Tips to Help Prepare Children for the Class Clown

Tips to Help Prepare Children for the Class Clown

Tips to Help Prepare Children for the Class Clown

Often we see adults get upset with children who like to be around them more than any of their other classmates. While we can never please a child with every last thing we do, we can still help them on their path to thriving. Below are a few tips to help prepare students for the classroom clown.

Enjoy the Students’ Displays

Supervised or not, students might put on a show for others. Whether we like it or not, their faces have been programmed to include a certain expression or sound. Some even show you when their shoulders are hunched up, or when their arms are spread wide. The idea is to let students create a sound effect when they smile, or at least it makes us smile with them.

Don’t get mad at their actions, just notice it. Don’t get them wrong. There is no such thing as making a kid a clown without good reason. Kids with good points to make will push the boundaries of a bit of crazy and find a way to gain points. As long as we as parents, teachers, or school leaders don’t ignore this, we can all learn to learn from a child’s behavior, including their performances.

Allow Them Time to Relax

If your child makes others uncomfortable with their energy and happiness, it may be that he is a bit anxious about performing onstage. They might even see their actions as as an odd expression, since many of their peers might give them a hard time. Whatever the reason, your child may not be comfortable if they end up being the only one making an unusual sound. Allow your child some time to clear their heads and give them time to enjoy their thoughts. Offer to take them to a cafe, coffee shop, or another location to release some of that energy before taking them to school the next day.

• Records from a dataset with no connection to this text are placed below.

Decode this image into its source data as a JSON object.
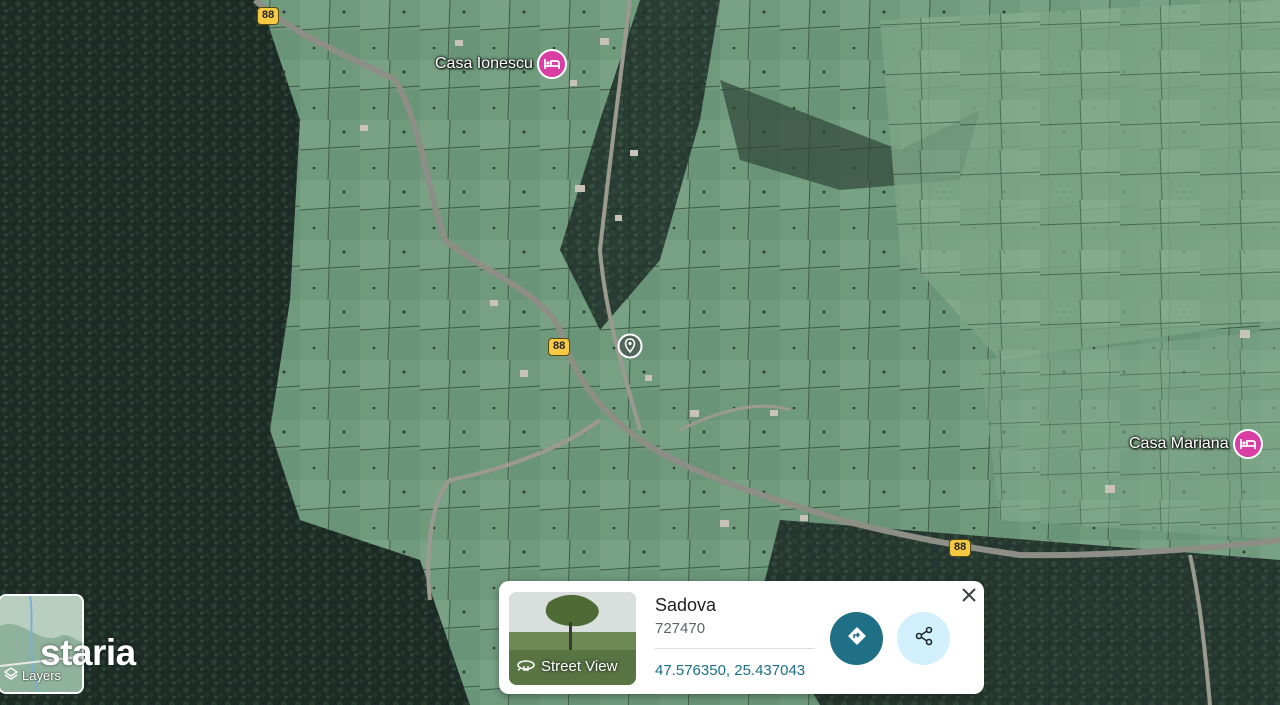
{
  "map": {
    "view": "satellite",
    "route_shields": [
      "88",
      "88",
      "88"
    ],
    "places": [
      {
        "name": "Casa Ionescu",
        "type": "lodging"
      },
      {
        "name": "Casa Mariana",
        "type": "lodging"
      }
    ]
  },
  "layers_button": {
    "label": "Layers"
  },
  "watermark": {
    "text": "staria"
  },
  "place_card": {
    "name": "Sadova",
    "postal_code": "727470",
    "coordinates": "47.576350, 25.437043",
    "street_view_label": "Street View",
    "directions_icon": "directions-icon",
    "share_icon": "share-icon",
    "close_icon": "close-icon"
  },
  "colors": {
    "poi_pin": "#d93ea5",
    "route_shield": "#f6c945",
    "directions_button": "#1f6f86",
    "share_button": "#d2f0fb",
    "coords_text": "#1a6f86"
  }
}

Give Them the Time to Grow Up

Believe it or not, not everyone likes clowns. It can be quite a surprise when their peers decide to get in on the fun and make clown costumes. That doesn’t mean they can’t play with a bit of bravery and an extra sense of humor, as long as they aren’t too forced. Give them more time than usual to grow up with more than just looks and attitude. Let them be a bit of a character, rather than seeing everything with a strict “straight face.” The more fun they seem to have playing with a clown mask, the happier they will probably feel. When the go outside, perhaps they can imagine playing games or being a little larger than life.